Sutton claims he forked over this cash, just 47 days before the chain filed for bankruptcy protection last July, because he relied on “false and misleading financial statements that overstated Steve & Barry's equity and assets.”
Sutton alleges the incident reflects a larger pattern of using tenant-improvement payments to prop up a failing business.
“Defendants engaged in a widespread scheme to use false financial information to induce landlords to make up-front tenant-improvement payments that defendants never intended to, and did not, use for store construction and improvements,” Sutton claims in his lawsuit.

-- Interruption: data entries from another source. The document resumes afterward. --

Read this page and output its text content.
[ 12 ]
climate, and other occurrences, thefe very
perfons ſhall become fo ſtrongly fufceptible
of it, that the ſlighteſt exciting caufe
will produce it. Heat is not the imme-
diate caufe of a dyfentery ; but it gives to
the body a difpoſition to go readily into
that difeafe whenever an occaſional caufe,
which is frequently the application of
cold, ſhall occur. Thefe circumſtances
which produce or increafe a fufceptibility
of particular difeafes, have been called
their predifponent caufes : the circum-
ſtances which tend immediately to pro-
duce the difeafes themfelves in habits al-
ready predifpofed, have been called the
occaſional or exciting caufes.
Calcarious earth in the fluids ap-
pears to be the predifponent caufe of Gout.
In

The New York Post also noted that lawyers for the creditors' committee are investigating the inventory-accounting methods the company used, which auditing firm BDO Seidman signed off on. Court papers show the probe also focuses on a $320 million private-equity deal in 2006 in which Prevor and Shore pocketed $152 million in exchange for shares in the retailer, and whether the transaction left the company insolvent.
Steve & Barry's originally filed for bankruptcy protection in July and was sold in August for $168 million to investment firms Bay Harbour and Management and York Capital Management. The bargain retailer filed for bankruptcy protection again in November with a plan to liquidate its remaining 173 stores by early 2009.